[PATCH] revert TCP retransmission backoff on ICMP destination unreachable

* [PATCH] revert TCP retransmission backoff on ICMP destination unreachable
@ 2009-08-11 11:27 Damian Lukowski
  2009-08-13 23:08 ` David Miller
  0 siblings, 1 reply; 9+ messages in thread
From: Damian Lukowski @ 2009-08-11 11:27 UTC (permalink / raw)
  To: netdev

[-- Attachment #1: Type: text/plain, Size: 1276 bytes --]
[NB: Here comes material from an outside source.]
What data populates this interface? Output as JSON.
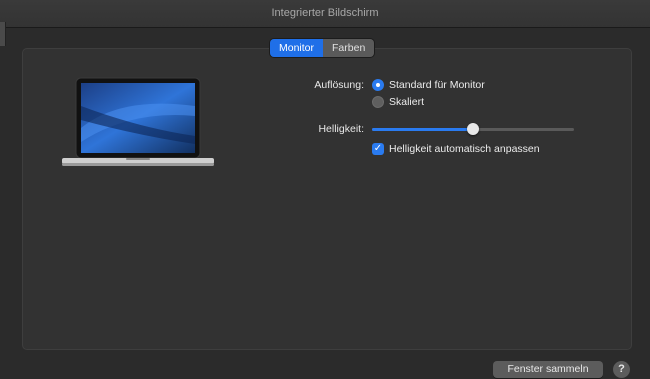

This patch is a proof-of-concept related to the draft "Make TCP more
Robust to Long Connectivity Disruptions"
(http://tools.ietf.org/html/draft-zimmermann-tcp-lcd-01).

Exponential backoff is TCP's standard behaviour during long connectivity
disruptions, which is a countermeasure against network congestion.
If congestion can be excluded as the reason for RTO retransmission loss,
backoff is not desirable, as it yields longer TCP recovery times, when
the communication path is repaired shortly after an unsuccessful
retransmission probe.
Here, an ICMP host/network unreachable message, whose payload fits to
TCPs SND.UNA, is taken as an indication that the RTO retransmission has
not been lost due to congestion, but because of a route failure
somewhere along the path. On receipt of such a message, the timeout is
halved (in order to revert to doubling after the retransmission).
With true congestion, a router won't trigger such a message and the
patched TCP will operate as standard TCP.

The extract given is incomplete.